We were in the middle of an argument. My mother wanted me to wear a certain saree for my cousin's wedding. I neither wanted to wear the chosen saree nor was I interested in the wedding. She walked away in anger murmuring something about the present generation's stubborn ways. We finally worked out a compromise. I wore what I wanted to but I did end up going to the wedding.

I can't help looking back on that incident with a trace of amusement. In a way, it stood for that strange relationship between a grown daughter and her middle-aged mother. After years of growing up on her values and following in her footsteps, I was finally struggling to assert my independence. And she would cut me down in that overprotective motherly way of hers. She firmly believed that my life was hers to plan and rule until I was safely married off. Then it was up to my husband.

Sometimes her softer side would melt my heart.
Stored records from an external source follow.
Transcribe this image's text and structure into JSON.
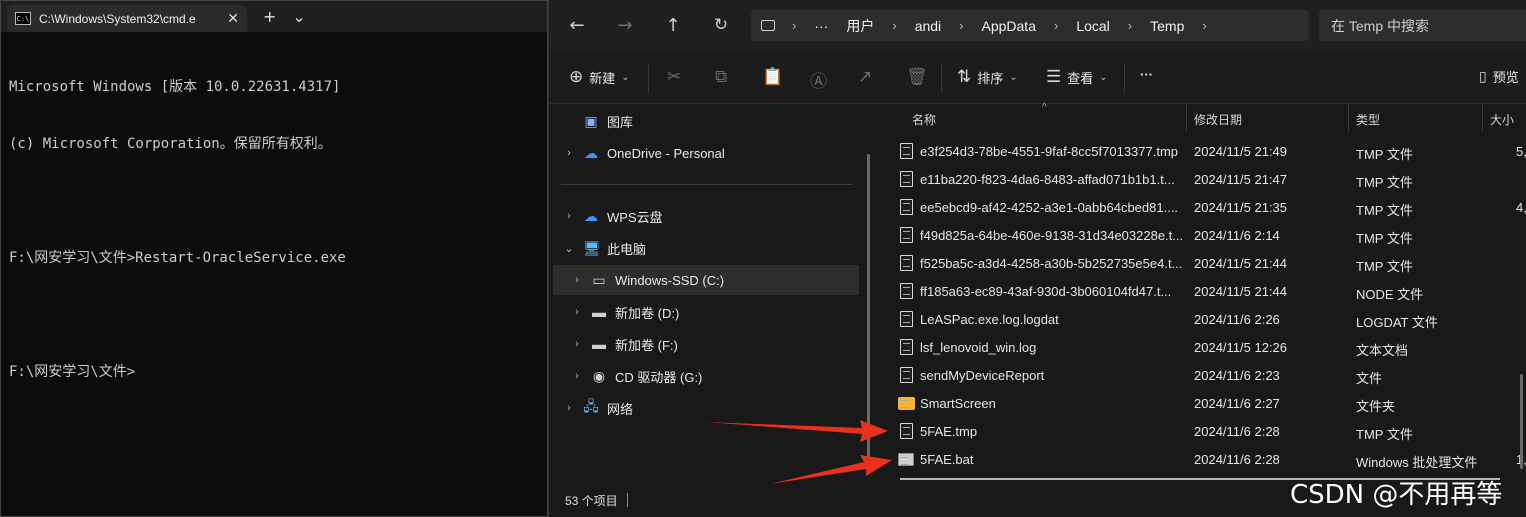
{
  "cmd": {
    "tab_title": "C:\\Windows\\System32\\cmd.e",
    "close_glyph": "✕",
    "new_tab_glyph": "+",
    "dropdown_glyph": "⌄",
    "lines": [
      "Microsoft Windows [版本 10.0.22631.4317]",
      "(c) Microsoft Corporation。保留所有权利。",
      "",
      "F:\\网安学习\\文件>Restart-OracleService.exe",
      "",
      "F:\\网安学习\\文件>"
    ]
  },
  "explorer": {
    "address": [
      "用户",
      "andi",
      "AppData",
      "Local",
      "Temp"
    ],
    "address_more": "···",
    "search_placeholder": "在 Temp 中搜索",
    "toolbar": {
      "new_label": "新建",
      "sort_label": "排序",
      "view_label": "查看",
      "more_label": "···",
      "preview_label": "预览"
    },
    "sidebar": [
      {
        "label": "图库",
        "icon": "gallery-icon"
      },
      {
        "label": "OneDrive - Personal",
        "icon": "cloud-icon"
      },
      {
        "label": "WPS云盘",
        "icon": "cloud-icon"
      },
      {
        "label": "此电脑",
        "icon": "computer-icon"
      },
      {
        "label": "Windows-SSD (C:)",
        "icon": "drive-icon"
      },
      {
        "label": "新加卷 (D:)",
        "icon": "drive-icon"
      },
      {
        "label": "新加卷 (F:)",
        "icon": "drive-icon"
      },
      {
        "label": "CD 驱动器 (G:)",
        "icon": "cd-drive-icon"
      },
      {
        "label": "网络",
        "icon": "network-icon"
      }
    ],
    "columns": [
      "名称",
      "修改日期",
      "类型",
      "大小"
    ],
    "files": [
      {
        "name": "e3f254d3-78be-4551-9faf-8cc5f7013377.tmp",
        "date": "2024/11/5 21:49",
        "type": "TMP 文件",
        "size": "5,"
      },
      {
        "name": "e11ba220-f823-4da6-8483-affad071b1b1.t...",
        "date": "2024/11/5 21:47",
        "type": "TMP 文件",
        "size": ""
      },
      {
        "name": "ee5ebcd9-af42-4252-a3e1-0abb64cbed81....",
        "date": "2024/11/5 21:35",
        "type": "TMP 文件",
        "size": "4,"
      },
      {
        "name": "f49d825a-64be-460e-9138-31d34e03228e.t...",
        "date": "2024/11/6 2:14",
        "type": "TMP 文件",
        "size": ""
      },
      {
        "name": "f525ba5c-a3d4-4258-a30b-5b252735e5e4.t...",
        "date": "2024/11/5 21:44",
        "type": "TMP 文件",
        "size": ""
      },
      {
        "name": "ff185a63-ec89-43af-930d-3b060104fd47.t...",
        "date": "2024/11/5 21:44",
        "type": "NODE 文件",
        "size": ""
      },
      {
        "name": "LeASPac.exe.log.logdat",
        "date": "2024/11/6 2:26",
        "type": "LOGDAT 文件",
        "size": ""
      },
      {
        "name": "lsf_lenovoid_win.log",
        "date": "2024/11/5 12:26",
        "type": "文本文档",
        "size": ""
      },
      {
        "name": "sendMyDeviceReport",
        "date": "2024/11/6 2:23",
        "type": "文件",
        "size": ""
      },
      {
        "name": "SmartScreen",
        "date": "2024/11/6 2:27",
        "type": "文件夹",
        "size": ""
      },
      {
        "name": "5FAE.tmp",
        "date": "2024/11/6 2:28",
        "type": "TMP 文件",
        "size": ""
      },
      {
        "name": "5FAE.bat",
        "date": "2024/11/6 2:28",
        "type": "Windows 批处理文件",
        "size": "1,"
      }
    ],
    "status_count": "53 个项目"
  },
  "watermark": "CSDN @不用再等"
}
When I stayed up late into the night for exams, she could never really get to sleep. She would constantly keep checking on me, making tea or anything I needed.

When I was leaving the country, it was painful to say goodbye. She was there at the airport with the rest of the family. Somehow she looked old and vulnerable. There were tears in her eyes that I hadn't seen for a long time.
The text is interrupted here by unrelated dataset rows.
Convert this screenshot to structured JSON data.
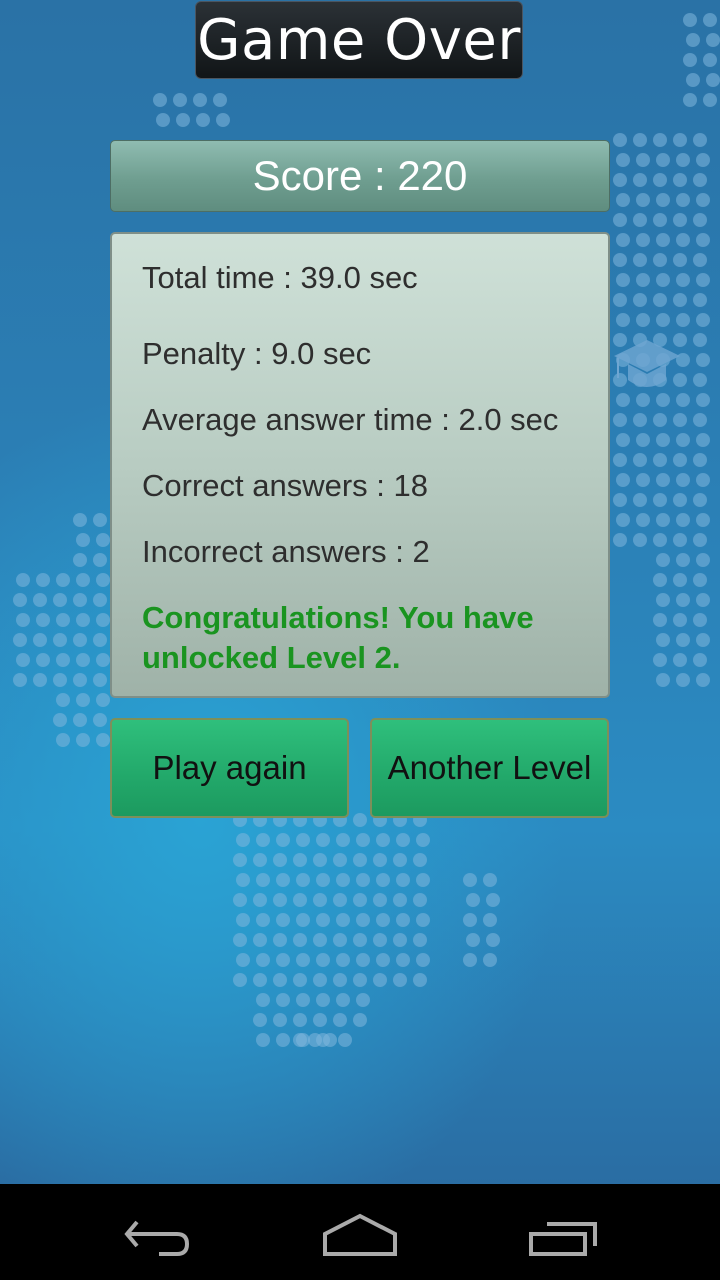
{
  "header": {
    "title": "Game Over"
  },
  "score": {
    "label": "Score : 220",
    "value": 220
  },
  "stats": {
    "total_time": "Total time : 39.0 sec",
    "penalty": "Penalty : 9.0 sec",
    "average_answer_time": "Average answer time : 2.0 sec",
    "correct_answers": "Correct answers : 18",
    "incorrect_answers": "Incorrect answers : 2",
    "message": "Congratulations! You have unlocked Level 2."
  },
  "buttons": {
    "play_again": "Play again",
    "another_level": "Another Level"
  },
  "icons": {
    "background_decoration": "graduation-cap-icon",
    "nav_back": "back-icon",
    "nav_home": "home-icon",
    "nav_recent": "recent-apps-icon"
  },
  "colors": {
    "congrats_text": "#1a9420",
    "button_green": "#22a86a",
    "score_bar": "#6f9e90",
    "background_blue": "#2b7fb5"
  }
}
Now it is I who give her the strength whenever she needs it. The role reversal seems incredible but she seems to have accepted it. She sees me as an individual in my own right and respects my decisions. And yet, in some strange way, whenever I run into insurmountable problems, it is my mother that I think of. I may not ask for her advice anymore but the very thought makes me feel instantly better. It's a nice feeling to know that no matter how much I grow up, I'll always be her little girl.